A service like Absolute Software’s CompuTrace, once installed onto your laptop, automatically contacts a monitoring centre, allowing it to be located if lost or stolen.

Keeping current backups of your data will ensure that anything lost on a stolen laptop is replaceable. But you can also make sure that data on your laptop’s hard drive is not easily read.

Set up your laptop to require a valid user name and password at log-in. Disable the guest account and make sure the administrator account requires a password.
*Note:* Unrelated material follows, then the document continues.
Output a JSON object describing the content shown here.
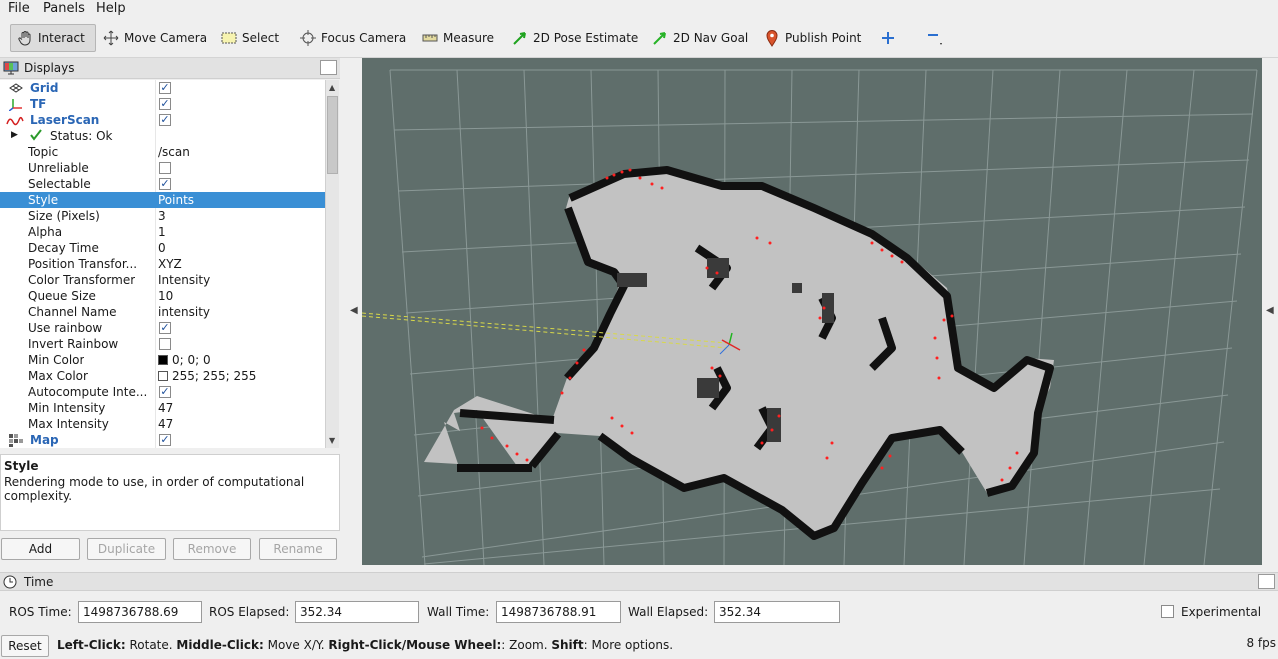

If you’re running Windows XP Home Edition, this can be a bit of work; Home Edition hides these basic security features to make it “friendlier” for consumers.

Encrypt your data files; many applications, including the various Microsoft Office components include the option to password-protect files when you save them. Mac OS X users can easily encrypt all personal documents by turning on that operating system’s FileVault feature. Windows 2000 and XP (Professional only) users can right-click a file or folder icon, choose Properties and then click the Advanced button to find an option to encrypt contents.

For both Mac and Windows XP users, files are automatically decrypted when you’re logged in, but the data is unavailable to any one else accessing your computer.

Maybe you should only be accessing vital files across your network. Your IT department may be able to set up a virtual private network to allow you to log in from home. Or keep the files (in encrypted format) on a USB memory key and keep that device separate from the laptop when you’re not using it.